When we crossed over the Thames, we started to sort of lose our way, because none of us can read a map, whether it’s in a book, on a giant piece of folded glossy paper, or Google maps on an iPhone. We worked our way up and down some streets, passing fish and chips shops which all boasted the best, but really, is that possible? Afternoon fatigue and jet lag settled down on us, a fishing net of bitch and moan.  
 
 
Finally, under a portion of a railway bridge, we found the perfect oasis: the Borough Market. If you like to eat food, look at food, smell food, shop for food, or just be anywhere near food, Borough Market is the place for you. It’s loosely divided into categories, the breads and pastries, meats and game and fish, dairy and cheeses, teas and flours and spices. We wandered, overwhelmed by the freshness and the plenty.  Everything, even the things we don’t like, looked amazing and fascinating. Paella pans bigger than my kitchen table. Indian street food that met food safety standards. Chocolates made by magical elven hands. I wanted to sing and dance with a large umbrella and pick up Scotch eggs and mushroom logs to show someone, anyone, and then I wanted to eat until I exploded.

If you go to London, you should check it out. It’s pretty cool.
We found a small spot in a church courtyard next door and ate the few snacks we purchased with the money we could figure out. Around us Londoners did the same, all the while smoking their fancy European cigarettes and kicking at their annoying pigeons like people do in any big city. We took a quick detour through the church, which turned out to be Southwark Cathedral, to see an ancient Greek artifact that had just been discovered during some renovation work. We also needed to use the bathroom. Thanks, Church of England!

The walk, much like this blog, wasn’t yet over. We strolled down garbage scented alleys and back up to the water’s edge, stopping to marvel at the patch of modern buildings, an interesting juxtaposition to the older and more iconic landmarks of the London skyline.  Our feet hurt. We paused to rest in front of the historic Globe theatre. Check! Seen it!
 
 
I secretly delighted that no one wanted to see any ‘Speare in its natural habitat.

Finally, we reached the end of the walk and my husband’s main goal for the day, the Tate Modern Gallery. Located in the South Bank area in what used to be a power station, the Tate appeals to his aesthetic. He’s really into old power stations and modern art. It was perfect for him.
If you want to experience a modern art gallery to its fullest, I recommend taking two teenage girls who have been walking all day.

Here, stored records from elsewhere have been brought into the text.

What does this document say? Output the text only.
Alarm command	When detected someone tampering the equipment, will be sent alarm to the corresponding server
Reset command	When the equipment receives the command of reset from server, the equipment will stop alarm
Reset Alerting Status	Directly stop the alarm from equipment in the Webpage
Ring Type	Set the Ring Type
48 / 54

It’s good to know that my daughters are not into neither power stations nor modern art. We made the best of it, which isn’t true. What we made is fun, fun of all of it. Of the hexagon paper cutouts taped to the wall, the weird ropey dreadlock thing hanging from the ceiling, of the endless nipples and penises and vaginas and different combinations thereof. Most artworks elicited one of two responses from my girls: “I made that in preschool” or “How many more naked people do we have to look at?” It was, in a word, delightful. 

My husband opted to appreciate the art on his own. My children found every available seat and took selfies of their pissy faces or pictures of detritus on the floor. Art, they said.
 
I want to thank the person who created that walk for the Lonely Planet guide. Anyone who thinks one day should be spent going from early English monarchy to awesome food under a bridge to modern art in a power house has a real spirit of adventure.

It was another perfect day in London.